While Cuffari also pleaded not guilty to the disorderly persons charge in municipal court Nov. 27, 2013, the case is still pending, according to Cedar Grove Municipal Deputy Administrator Theresa Platvoet.

Platveot was unable to discuss the municipal court case further.

Cuffari, and her lawyer Peter Russo, say that’s because a gag order is in effect.

Due to the seriousness of the Nov. 16 incident, the Essex County Prosecutor’s Office took over the case, presented the facts to a Grand Jury and returned an indictment against Cuffari for child endangerment, according to an email from Cedar Grove Police Chief Richard Vanderstreet.

According to the indictment, Cuffari “knowingly caused her children harm [by] allowing a substantial number of teenagers in her home – for a party where large quantities of alcohol were available and served to [the] teenagers.”

Cuffari remarked at how the entire process has been traumatizing to her and her children. “Its scary. I could go to jail for this,” Cuffari said.
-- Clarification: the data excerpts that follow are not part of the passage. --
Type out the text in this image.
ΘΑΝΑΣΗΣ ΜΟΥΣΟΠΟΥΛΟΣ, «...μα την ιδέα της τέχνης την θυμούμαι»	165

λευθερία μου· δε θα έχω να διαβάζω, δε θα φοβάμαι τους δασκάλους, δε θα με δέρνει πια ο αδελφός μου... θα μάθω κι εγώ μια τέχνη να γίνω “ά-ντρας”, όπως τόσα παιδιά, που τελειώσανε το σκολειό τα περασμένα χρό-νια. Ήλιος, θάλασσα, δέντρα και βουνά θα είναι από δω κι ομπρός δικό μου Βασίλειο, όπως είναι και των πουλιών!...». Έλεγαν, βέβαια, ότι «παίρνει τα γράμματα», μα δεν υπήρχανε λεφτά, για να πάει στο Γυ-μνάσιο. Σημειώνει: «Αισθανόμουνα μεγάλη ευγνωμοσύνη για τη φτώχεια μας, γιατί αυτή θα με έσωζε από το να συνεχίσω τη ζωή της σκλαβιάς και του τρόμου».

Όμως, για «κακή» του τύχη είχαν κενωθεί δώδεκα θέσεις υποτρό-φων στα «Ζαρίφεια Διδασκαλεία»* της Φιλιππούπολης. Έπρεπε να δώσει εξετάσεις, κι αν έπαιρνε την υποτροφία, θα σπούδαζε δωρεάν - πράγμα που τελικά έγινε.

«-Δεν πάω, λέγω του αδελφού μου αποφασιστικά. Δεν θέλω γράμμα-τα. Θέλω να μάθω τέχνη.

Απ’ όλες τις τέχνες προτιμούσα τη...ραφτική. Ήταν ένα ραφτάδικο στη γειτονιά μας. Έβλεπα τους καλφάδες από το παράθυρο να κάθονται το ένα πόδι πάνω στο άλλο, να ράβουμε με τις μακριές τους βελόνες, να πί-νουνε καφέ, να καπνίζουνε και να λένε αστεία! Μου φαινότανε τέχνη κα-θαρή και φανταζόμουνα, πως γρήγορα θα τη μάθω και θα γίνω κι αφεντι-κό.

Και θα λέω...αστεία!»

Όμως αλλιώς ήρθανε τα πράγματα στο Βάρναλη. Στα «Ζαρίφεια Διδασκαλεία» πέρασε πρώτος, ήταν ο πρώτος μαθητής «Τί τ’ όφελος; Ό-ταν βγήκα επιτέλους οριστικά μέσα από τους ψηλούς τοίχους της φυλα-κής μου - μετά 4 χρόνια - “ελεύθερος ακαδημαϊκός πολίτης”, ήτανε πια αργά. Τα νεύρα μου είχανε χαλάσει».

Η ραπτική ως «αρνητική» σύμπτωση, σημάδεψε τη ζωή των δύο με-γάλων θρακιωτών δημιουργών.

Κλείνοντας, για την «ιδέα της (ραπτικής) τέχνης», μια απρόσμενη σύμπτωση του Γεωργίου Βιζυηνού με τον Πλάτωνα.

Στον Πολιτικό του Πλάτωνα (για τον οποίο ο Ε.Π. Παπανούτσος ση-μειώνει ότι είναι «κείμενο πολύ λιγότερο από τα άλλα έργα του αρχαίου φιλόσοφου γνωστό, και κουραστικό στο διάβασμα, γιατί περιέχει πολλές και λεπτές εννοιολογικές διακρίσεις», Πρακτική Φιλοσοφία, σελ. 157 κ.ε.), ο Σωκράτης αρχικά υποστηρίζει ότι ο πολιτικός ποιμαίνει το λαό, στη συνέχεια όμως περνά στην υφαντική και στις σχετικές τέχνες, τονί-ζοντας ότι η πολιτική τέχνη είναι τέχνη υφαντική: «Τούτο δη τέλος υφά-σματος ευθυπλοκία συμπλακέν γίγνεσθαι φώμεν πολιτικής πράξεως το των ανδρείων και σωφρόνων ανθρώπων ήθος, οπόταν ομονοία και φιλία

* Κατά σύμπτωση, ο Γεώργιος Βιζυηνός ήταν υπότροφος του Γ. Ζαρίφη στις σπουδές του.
If convicted, she could be sentenced up to 10 years in prison, according to Carter.

Cuffari maintains that she did not allow teens to drink at her home and that local police officers made a false report.

“The internal police investigation that I requested was never followed through upon,” Cuffari told the Times.

Vanderstreet disagreed. “All allegations/complaints made against police officers are thoroughly investigated,” he stated in an email.

Today’s arraignment was handled by Assistant Prosecutor Carlo Fioranelli and presided over by Judge Peter V. Ryan.

Cuffari’s next court date is Sept. 15.